In short, keep an eye out for Howell in the future, starting with the Ariat #9.5 in Las Vegas, in which he’ll heel for his dad, whom Howell refers to as his best friend.
“It’s a little bit sad because he got me into the business,” Howell explained about his father. “And by getting me into the business as an actor, he seemingly lost his best friend and heeler because I went off on this career. It removed me from the ranch. That was sort of heartbreaking, in a way, I think, even though he couldn’t be more proud of me and what I’ve done. I know, deep down, in his heart, he lost his right-hand man and I know it cut him deep. I think [that] was a big part of why I wanted to come back now. Why he’s still roping well at 74 years old—really well, by the way. It was like, let me go give this a few years with this guy and see what we can do. I’m so grateful for that.”
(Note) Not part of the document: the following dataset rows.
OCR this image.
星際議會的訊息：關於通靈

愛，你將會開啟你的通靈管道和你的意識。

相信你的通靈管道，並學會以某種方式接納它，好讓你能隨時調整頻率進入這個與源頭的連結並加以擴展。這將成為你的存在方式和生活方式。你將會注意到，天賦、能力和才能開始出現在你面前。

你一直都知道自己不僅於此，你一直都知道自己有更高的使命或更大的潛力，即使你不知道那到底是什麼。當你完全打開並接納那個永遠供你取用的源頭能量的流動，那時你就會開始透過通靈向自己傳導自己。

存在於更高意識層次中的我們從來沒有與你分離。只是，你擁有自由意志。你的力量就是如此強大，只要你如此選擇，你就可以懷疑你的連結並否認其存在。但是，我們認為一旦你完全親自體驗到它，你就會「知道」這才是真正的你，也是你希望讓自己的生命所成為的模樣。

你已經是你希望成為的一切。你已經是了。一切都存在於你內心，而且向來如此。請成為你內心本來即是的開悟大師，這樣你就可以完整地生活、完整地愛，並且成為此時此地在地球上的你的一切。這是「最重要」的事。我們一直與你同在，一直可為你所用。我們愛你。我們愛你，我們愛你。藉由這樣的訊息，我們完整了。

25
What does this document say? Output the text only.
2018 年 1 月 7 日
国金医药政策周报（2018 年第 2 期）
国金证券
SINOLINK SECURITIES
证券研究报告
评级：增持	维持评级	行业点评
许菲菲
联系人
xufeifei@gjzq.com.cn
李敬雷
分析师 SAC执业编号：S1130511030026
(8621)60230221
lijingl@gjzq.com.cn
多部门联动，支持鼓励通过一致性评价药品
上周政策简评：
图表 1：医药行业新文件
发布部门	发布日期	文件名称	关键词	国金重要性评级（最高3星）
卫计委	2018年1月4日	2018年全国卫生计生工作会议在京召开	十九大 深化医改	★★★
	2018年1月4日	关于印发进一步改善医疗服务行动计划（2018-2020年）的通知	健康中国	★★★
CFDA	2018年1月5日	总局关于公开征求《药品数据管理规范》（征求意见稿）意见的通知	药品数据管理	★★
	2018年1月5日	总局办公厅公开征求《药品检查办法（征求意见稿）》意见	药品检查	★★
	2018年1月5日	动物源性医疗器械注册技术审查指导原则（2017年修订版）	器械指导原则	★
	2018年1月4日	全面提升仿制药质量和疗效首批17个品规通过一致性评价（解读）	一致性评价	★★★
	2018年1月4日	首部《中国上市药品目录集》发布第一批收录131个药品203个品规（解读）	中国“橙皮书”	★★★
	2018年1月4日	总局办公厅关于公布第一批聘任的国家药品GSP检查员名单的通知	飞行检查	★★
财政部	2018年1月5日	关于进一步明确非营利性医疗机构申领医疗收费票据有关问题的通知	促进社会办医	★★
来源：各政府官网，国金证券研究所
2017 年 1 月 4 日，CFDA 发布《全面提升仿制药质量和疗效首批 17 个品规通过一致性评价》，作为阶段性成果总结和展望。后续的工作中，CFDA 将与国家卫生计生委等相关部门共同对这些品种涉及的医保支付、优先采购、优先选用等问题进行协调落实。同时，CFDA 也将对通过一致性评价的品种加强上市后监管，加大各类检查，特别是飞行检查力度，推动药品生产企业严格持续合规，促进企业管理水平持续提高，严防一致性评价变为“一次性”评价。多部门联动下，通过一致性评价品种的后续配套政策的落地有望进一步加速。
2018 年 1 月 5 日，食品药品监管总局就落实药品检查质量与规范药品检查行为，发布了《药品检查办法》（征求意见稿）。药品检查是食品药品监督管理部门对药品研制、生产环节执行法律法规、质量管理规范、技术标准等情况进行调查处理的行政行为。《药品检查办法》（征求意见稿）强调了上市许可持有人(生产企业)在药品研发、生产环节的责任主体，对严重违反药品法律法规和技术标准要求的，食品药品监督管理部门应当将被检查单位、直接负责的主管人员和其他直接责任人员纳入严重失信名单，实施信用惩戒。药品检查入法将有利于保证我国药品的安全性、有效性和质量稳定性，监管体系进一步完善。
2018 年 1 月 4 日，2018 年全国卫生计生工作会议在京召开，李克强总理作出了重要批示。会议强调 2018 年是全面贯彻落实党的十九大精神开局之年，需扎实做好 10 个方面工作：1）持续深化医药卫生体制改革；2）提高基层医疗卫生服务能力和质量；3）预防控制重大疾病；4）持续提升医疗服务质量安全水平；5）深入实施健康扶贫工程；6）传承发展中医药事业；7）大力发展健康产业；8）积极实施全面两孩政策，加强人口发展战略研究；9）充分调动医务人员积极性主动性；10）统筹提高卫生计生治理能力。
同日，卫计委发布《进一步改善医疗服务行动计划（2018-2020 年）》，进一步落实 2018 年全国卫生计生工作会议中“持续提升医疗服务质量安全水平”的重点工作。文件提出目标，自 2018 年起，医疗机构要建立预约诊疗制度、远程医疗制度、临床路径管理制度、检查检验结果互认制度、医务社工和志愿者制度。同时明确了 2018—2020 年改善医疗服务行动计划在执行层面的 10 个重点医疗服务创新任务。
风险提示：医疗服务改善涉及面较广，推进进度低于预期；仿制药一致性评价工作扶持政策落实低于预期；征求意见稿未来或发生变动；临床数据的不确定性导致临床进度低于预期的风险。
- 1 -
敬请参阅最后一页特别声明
While glad to be rooted in roping country again (an oportunity that was largely realized during the 2020 COVID-19 shutdown), Howell spent a number of years living in big cities across the globe—a lifestyle that supported his roping ambitions not at all. It was a clean 25-year break, so the return to the arena has been something of a time warp for him.
“When I used to rope back in the ’80s, it was a very different style. As a header, you didn’t really roll ’em down the arena like you do now. You used to just stick ’em and move ’em. All the good ropers that I roped with, they didn’t want a handle. They would just say, ‘Go left. Move them.’”
Rodeo travel looked a lot different, too.
“We didn’t have goosenecks and living quarters. We didn’t have phones. At 2 o’clock in the morning, you didn’t dial up a mare motel on your phone, plug in and go to sleep in your bed! You were banging on people’s houses going, ‘Can we keep our horses here?,’ and they’re answering doors with shotguns and you’re going, ‘Man, we’re not from here, we just want to put our horses in your barn. Don’t shoot us!’ That was just normal and now it’s so different. It’s just a different world.”
What’s not terribly different, however, is the community. In the arena, Howell is just a roper again: “It’s equal grounds there. Hollywood doesn’t have a voice in the roping arena,” he said.
“To me, it’s a place to go and really rejuvenate and let go; do something that I love; be with people that are really good people that don’t care what you do. I just want to watch good ropers and good runs and talk to them about things and see people that I’ve known for a long time and see the kids that I used to know when they were little bitty kids growing up, roping great and let them know about stories about their daddy … things like that. That, to me, is what really matters. That’s what the arena offers.”